Monroe's first mandolin smashed by vandals

GOODLETTSVILLE, Tenn. -- Vandals with an apparent grudge against Grand Ole Opry star Bill Monroe broke into his home, poked holes in a picture of the entertainer and smashed his first mandolin, police said Thursday.

Monroe, 73, known as the father of Bluegrass music, was 'deeply shaken' by the vandalism, which happened Wednesday afternoon while he and his wife were away from home, Sumner County detective James Mandrell said.

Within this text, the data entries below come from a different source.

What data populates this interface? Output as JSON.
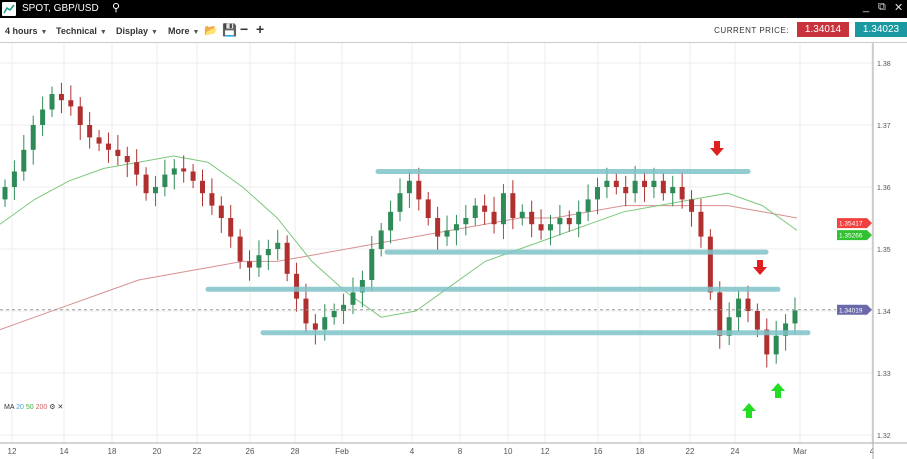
{
  "window": {
    "title": "SPOT, GBP/USD",
    "icons": [
      "chart-logo-icon",
      "search-icon",
      "minimize-icon",
      "popout-icon",
      "close-icon"
    ]
  },
  "toolbar": {
    "timeframe": "4 hours",
    "technical": "Technical",
    "display": "Display",
    "more": "More",
    "current_price_label": "CURRENT PRICE:",
    "bid": "1.34014",
    "ask": "1.34023",
    "bid_color": "#c8323c",
    "ask_color": "#1a9aa0"
  },
  "indicator": {
    "label": "MA",
    "p1": "20",
    "p2": "50",
    "p3": "200"
  },
  "chart_data": {
    "type": "candlestick",
    "instrument": "GBP/USD",
    "timeframe": "4 hours",
    "ylim": [
      1.318,
      1.385
    ],
    "yticks": [
      "1.38",
      "1.37",
      "1.36",
      "1.35",
      "1.34",
      "1.33",
      "1.32"
    ],
    "xticks": [
      "12",
      "14",
      "18",
      "20",
      "22",
      "26",
      "28",
      "Feb",
      "4",
      "8",
      "10",
      "12",
      "16",
      "18",
      "22",
      "24",
      "Mar",
      "4"
    ],
    "closes": [
      1.36,
      1.3625,
      1.366,
      1.37,
      1.3725,
      1.375,
      1.374,
      1.373,
      1.37,
      1.368,
      1.367,
      1.366,
      1.365,
      1.364,
      1.362,
      1.359,
      1.36,
      1.362,
      1.363,
      1.3625,
      1.361,
      1.359,
      1.357,
      1.355,
      1.352,
      1.348,
      1.347,
      1.349,
      1.35,
      1.351,
      1.346,
      1.342,
      1.338,
      1.337,
      1.339,
      1.34,
      1.341,
      1.343,
      1.345,
      1.35,
      1.353,
      1.356,
      1.359,
      1.361,
      1.358,
      1.355,
      1.352,
      1.353,
      1.354,
      1.355,
      1.357,
      1.356,
      1.354,
      1.359,
      1.355,
      1.356,
      1.354,
      1.353,
      1.354,
      1.355,
      1.354,
      1.356,
      1.358,
      1.36,
      1.361,
      1.36,
      1.359,
      1.361,
      1.36,
      1.361,
      1.359,
      1.36,
      1.358,
      1.356,
      1.352,
      1.343,
      1.336,
      1.339,
      1.342,
      1.34,
      1.337,
      1.333,
      1.336,
      1.338,
      1.3401
    ],
    "ma50": [
      1.354,
      1.358,
      1.361,
      1.363,
      1.364,
      1.365,
      1.364,
      1.36,
      1.355,
      1.348,
      1.343,
      1.339,
      1.34,
      1.344,
      1.348,
      1.35,
      1.352,
      1.354,
      1.356,
      1.357,
      1.358,
      1.359,
      1.357,
      1.353
    ],
    "ma200": [
      1.337,
      1.339,
      1.341,
      1.343,
      1.345,
      1.346,
      1.347,
      1.348,
      1.348,
      1.349,
      1.35,
      1.351,
      1.352,
      1.353,
      1.354,
      1.355,
      1.355,
      1.356,
      1.357,
      1.357,
      1.357,
      1.357,
      1.356,
      1.355
    ],
    "levels": [
      {
        "price": 1.3625,
        "from": "2",
        "to": "24"
      },
      {
        "price": 1.3495,
        "from": "3",
        "to": "25"
      },
      {
        "price": 1.3435,
        "from": "22",
        "to": "25"
      },
      {
        "price": 1.3365,
        "from": "27",
        "to": "27"
      }
    ],
    "price_tags": [
      {
        "value": "1.35417",
        "color": "#f04040"
      },
      {
        "value": "1.35266",
        "color": "#30c030"
      },
      {
        "value": "1.34019",
        "color": "#6a6aaa"
      }
    ],
    "current_price": 1.3402
  }
}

The vandals used a fire poker to destroy Monroe's first instrument and another mandolin along with a 14-by-16-inch picture of the singer. The instruments were valued at $100,000, but Mandrell said Monroe's first mandolin was of 'untold sentimental value.'

'Everything that was damaged or destroyed was something that he cherished a whole lot,' Mandrell said.

He said investigators believe the vandals had a grudge against Monroe because they took nothing from the home.

'Whoever did it, aimed it directly at him,' Mandrell said. 'He didn't have any idea who might have done it.'

The detective said several people had been questioned in the investigation but declined to elaborate.

The vandals entered the home on Monroe's 244-acre farm by prying open a door and went to a second-story room where the instruments were kept in a case.


They struck the mandolins with the poker and took down a picture of Monroe 'and beat it full of holes. A big picture of his brother right beside it was not bothered at all,' Mandrell said.

Monroe, a native of Rosine, Ky., was elected to the Country Music Hall of Fame in 1970. He has been a professional entertainer since the 1920s.

Monroe's first instrument was given to him by his uncle Pen Vandiver, a famed mandolin player. Later, Monroe immortalized 'Uncle Pen' in a song.